Her graduation film titled, ‘Educate Our Daughters’, highlighted that girls have a right to education, and that education can change everything. It was selected for seven international film festivals and won three awards. With it she was to go places. Under Sue and Belmaya’s joint direction ‘I am Belmaya’ also tells the story of Educating our daughters.

‘I Am Belmaya’, candid and touching, captures the poignancy of this plucky girl’s life, her father dead when young and a mentally unstable mother having slit her own throat with an axe, brought up in an orphanage, married off young and a mother before 19. For Sue the most touching moments were when the footage was translated, and she realized the inner strength Belmaya had developed.

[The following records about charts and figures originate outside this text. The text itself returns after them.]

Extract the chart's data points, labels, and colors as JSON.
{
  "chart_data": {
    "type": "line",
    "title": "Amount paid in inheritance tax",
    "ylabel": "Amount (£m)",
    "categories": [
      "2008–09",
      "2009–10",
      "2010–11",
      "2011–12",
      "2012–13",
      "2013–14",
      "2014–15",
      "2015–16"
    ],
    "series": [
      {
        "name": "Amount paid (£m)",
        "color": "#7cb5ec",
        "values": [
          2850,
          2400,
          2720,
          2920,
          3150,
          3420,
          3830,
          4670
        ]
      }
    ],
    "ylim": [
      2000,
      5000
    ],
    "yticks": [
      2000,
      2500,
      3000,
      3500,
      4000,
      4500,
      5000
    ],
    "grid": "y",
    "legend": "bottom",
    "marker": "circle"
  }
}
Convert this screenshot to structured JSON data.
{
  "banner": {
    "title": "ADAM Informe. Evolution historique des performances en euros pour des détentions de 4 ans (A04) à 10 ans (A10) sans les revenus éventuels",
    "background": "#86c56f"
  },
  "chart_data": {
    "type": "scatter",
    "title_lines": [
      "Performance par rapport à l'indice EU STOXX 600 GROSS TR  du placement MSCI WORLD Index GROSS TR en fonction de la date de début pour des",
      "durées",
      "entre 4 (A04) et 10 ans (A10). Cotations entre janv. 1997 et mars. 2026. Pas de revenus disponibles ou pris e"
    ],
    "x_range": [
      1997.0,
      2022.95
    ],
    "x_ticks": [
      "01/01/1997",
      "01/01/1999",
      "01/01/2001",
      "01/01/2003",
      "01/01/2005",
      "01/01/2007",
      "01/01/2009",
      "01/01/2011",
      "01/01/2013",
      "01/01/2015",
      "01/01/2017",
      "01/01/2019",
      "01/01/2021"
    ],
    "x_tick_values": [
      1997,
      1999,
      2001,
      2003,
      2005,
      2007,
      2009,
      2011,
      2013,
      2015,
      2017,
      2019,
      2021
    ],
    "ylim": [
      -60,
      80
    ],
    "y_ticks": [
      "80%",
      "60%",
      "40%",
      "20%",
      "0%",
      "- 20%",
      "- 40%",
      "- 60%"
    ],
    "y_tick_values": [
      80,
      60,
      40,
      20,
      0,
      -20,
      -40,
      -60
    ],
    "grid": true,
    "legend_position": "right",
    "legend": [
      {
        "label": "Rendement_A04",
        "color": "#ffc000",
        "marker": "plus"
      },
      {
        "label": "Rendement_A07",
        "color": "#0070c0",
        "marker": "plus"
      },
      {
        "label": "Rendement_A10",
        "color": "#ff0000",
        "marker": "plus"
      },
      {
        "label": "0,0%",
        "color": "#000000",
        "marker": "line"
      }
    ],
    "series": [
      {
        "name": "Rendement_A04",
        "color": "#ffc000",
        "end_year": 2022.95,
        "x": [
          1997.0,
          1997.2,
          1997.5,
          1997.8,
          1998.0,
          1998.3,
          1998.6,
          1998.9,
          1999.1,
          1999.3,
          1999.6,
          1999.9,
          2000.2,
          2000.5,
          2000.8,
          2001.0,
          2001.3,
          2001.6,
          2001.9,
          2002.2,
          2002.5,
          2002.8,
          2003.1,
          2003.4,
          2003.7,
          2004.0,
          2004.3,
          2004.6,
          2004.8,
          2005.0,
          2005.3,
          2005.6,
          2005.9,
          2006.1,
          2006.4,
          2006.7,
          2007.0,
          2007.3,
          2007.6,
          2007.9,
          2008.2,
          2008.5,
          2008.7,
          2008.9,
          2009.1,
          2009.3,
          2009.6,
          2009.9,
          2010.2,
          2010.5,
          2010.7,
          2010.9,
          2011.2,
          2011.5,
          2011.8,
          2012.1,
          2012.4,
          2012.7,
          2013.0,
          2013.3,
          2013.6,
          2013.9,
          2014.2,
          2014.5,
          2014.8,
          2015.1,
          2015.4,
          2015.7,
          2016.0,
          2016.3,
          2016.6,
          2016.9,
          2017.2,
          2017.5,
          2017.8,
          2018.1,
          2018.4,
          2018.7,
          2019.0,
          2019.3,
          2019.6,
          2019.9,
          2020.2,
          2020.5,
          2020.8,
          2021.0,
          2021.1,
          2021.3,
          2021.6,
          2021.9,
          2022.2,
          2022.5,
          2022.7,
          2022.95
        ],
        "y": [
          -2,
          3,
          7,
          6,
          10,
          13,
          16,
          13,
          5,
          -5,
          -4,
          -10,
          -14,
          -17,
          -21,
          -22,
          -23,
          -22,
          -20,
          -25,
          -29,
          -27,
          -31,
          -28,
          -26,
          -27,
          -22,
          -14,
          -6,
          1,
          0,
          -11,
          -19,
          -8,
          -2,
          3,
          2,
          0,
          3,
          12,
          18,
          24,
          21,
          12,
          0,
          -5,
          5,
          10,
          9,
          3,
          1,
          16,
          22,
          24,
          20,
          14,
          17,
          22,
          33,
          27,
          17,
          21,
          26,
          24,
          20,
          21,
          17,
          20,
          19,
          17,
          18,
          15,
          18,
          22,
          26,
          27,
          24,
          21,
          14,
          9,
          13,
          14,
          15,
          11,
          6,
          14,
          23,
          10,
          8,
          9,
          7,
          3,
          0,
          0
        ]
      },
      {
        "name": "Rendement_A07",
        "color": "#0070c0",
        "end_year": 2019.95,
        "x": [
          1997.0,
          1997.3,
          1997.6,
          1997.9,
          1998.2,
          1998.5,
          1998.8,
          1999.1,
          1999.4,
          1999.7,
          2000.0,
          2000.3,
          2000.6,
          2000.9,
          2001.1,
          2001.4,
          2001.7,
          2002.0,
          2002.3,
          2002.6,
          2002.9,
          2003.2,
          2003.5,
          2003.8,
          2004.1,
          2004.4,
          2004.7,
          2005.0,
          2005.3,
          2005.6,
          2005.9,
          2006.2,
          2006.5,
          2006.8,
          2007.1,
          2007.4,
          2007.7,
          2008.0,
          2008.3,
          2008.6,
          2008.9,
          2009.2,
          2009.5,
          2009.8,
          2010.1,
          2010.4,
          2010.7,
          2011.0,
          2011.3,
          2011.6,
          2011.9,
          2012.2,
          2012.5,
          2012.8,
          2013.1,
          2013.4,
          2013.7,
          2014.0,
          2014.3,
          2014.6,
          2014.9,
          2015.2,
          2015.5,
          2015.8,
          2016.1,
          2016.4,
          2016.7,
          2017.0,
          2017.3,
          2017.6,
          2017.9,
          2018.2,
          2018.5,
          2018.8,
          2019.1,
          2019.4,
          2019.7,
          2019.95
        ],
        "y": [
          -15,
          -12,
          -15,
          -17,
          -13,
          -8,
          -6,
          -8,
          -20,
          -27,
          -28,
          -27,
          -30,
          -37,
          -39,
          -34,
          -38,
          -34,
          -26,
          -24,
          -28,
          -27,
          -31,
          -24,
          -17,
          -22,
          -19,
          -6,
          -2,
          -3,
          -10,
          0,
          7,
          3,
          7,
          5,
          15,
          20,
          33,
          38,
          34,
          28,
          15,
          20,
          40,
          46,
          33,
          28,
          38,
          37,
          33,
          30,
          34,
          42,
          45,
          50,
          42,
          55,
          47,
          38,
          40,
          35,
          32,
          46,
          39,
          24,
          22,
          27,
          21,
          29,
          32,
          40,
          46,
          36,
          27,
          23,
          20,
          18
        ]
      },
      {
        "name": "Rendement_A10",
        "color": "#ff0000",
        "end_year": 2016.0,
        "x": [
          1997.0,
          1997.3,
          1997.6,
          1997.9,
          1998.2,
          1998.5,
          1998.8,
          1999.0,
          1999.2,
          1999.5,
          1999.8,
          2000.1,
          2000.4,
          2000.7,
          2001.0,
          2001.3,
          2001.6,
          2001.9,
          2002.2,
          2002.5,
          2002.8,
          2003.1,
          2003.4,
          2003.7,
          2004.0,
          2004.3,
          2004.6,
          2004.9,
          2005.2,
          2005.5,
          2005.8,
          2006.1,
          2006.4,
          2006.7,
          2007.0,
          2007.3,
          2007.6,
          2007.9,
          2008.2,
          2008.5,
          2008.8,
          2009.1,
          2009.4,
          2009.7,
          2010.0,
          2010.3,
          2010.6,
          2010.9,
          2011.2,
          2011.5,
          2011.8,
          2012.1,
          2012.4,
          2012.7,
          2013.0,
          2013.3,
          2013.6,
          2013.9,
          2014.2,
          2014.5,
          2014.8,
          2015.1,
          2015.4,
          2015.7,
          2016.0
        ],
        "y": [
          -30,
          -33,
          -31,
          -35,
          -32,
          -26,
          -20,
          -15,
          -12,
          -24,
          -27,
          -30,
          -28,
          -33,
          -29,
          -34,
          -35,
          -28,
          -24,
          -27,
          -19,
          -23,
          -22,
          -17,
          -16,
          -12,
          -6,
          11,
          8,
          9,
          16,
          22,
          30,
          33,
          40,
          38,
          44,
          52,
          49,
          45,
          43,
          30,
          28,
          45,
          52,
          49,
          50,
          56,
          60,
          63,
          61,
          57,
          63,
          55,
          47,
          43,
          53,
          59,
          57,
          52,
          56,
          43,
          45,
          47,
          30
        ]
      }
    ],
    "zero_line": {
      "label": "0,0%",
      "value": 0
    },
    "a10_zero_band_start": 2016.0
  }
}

Belmaya is one of the most likable people you could meet in a film and remains herself whether in London or Kathmandu, smiling with endearing stoicism. Strong and natural, she does break down sometimes but speaks out frankly and wipes her tears. She showed her film in schools around Nepal which “made a strong impact on the schoolgirls”, letting them know for the first time that there are endless possibilities- beyond those of marriage and childbirth. Sue says that “after seeing her film (they) have said they are inspired to stay in school and study hard and try and stand on their own feet before they go into marriage.”

Belmaya has also spoken twice at WOW (Women of the World) Festivals in Nepal and led an online filmmaking workshop. During the COVID lockdown Sue had online screenings of ‘I Am Belmaya’ around the UK and raised over £12,000 (one crore twenty lakh rupees )for some 30 charities working in Nepal, while also supporting Belmaya.